A Hong Kong-based toy company is fighting back against an injunction obtained by Lego barring the sale of its minifigures in the US.
Court documents filed last week at the US District Court for the District of Connecticut said that Zuru has filed an appeal at the US Court of Appeals for the Federal Circuit against the injunction.
Lego sued Zuru in December last year over minifigure toys, which the Danish toymaker said infringed its trademarks, copyright, design patents and trade dress.
In July, the district court issued a preliminary injunction barring Zuru from manufacturing, distributing or selling the allegedly infringing products.
In the original suit, Lego said that Zuru’s toys were “confusingly, strikingly and substantially similar to the overall look and feel of the Lego Minifigure figurine”.
Zuru was originally founded in New Zealand and now has its headquarters in Hong Kong.
The company describes itself as a “disruptive and award-winning company that designs, manufactures and markets innovative toys”.
Zuru says that it employs, directly or indirectly, 5,000 staff across 10 countries and distributes to major retailers in 120 countries.
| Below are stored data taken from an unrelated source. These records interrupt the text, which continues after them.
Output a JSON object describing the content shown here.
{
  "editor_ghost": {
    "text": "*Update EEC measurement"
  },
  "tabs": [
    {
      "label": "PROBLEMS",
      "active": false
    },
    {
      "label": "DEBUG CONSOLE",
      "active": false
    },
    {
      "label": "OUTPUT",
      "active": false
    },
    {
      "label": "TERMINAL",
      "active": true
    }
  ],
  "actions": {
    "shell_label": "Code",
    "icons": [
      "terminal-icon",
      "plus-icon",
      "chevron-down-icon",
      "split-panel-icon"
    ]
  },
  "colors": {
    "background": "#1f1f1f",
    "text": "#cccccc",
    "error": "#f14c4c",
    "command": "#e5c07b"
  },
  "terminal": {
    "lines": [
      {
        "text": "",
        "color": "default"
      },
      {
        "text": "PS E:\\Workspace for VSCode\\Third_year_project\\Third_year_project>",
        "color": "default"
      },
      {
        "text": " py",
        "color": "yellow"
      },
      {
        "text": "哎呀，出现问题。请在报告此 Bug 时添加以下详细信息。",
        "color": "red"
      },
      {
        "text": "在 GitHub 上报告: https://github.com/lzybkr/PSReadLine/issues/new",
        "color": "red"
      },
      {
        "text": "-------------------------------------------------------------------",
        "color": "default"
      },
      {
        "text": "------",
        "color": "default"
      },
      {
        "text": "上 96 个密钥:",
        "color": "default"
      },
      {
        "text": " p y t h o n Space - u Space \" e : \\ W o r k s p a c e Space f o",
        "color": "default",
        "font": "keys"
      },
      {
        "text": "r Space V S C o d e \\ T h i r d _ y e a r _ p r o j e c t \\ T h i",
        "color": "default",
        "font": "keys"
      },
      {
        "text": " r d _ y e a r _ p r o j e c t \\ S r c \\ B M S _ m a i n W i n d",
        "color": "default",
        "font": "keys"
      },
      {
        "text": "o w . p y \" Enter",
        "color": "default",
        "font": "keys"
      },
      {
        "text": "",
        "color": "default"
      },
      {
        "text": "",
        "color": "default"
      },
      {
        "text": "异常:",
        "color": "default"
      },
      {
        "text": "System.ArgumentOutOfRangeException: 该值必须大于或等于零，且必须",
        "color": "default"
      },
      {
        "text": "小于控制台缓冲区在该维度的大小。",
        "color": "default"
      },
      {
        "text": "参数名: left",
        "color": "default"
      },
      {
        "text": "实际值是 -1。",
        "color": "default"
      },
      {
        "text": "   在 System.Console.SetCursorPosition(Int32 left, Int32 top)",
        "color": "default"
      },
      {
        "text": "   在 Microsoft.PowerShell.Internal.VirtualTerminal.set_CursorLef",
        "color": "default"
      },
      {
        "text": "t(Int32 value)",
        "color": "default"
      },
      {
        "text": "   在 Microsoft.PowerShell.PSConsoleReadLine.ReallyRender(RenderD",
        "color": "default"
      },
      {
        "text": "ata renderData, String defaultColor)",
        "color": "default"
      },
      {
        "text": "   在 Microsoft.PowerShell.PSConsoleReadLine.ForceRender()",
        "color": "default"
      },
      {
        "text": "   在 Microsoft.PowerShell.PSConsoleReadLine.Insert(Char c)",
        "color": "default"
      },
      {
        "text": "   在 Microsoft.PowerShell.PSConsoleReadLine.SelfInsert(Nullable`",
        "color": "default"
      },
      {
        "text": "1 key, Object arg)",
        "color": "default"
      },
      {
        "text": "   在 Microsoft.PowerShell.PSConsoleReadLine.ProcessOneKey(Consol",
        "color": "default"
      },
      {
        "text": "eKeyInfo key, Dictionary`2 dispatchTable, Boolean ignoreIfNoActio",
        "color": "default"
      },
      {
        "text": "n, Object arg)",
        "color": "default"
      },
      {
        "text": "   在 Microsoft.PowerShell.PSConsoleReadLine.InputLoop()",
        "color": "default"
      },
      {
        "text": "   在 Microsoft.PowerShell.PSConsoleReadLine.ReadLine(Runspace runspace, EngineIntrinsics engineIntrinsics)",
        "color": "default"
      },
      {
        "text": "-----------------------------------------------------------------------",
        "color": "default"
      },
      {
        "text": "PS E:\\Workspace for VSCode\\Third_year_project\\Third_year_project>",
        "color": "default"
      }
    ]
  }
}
Lego has been active in looking to clamp down on rival toys which it says infringe its IP.
In July, Lego won an injunction at the Connecticut district court against British company Best-Lock Construction Toys.
Lego originally filed the suit in 2011, calling out Best-Lock ads which Lego said had highlighted the “well-known interchangeability of Best-Lock figures and their body parts with Lego's”.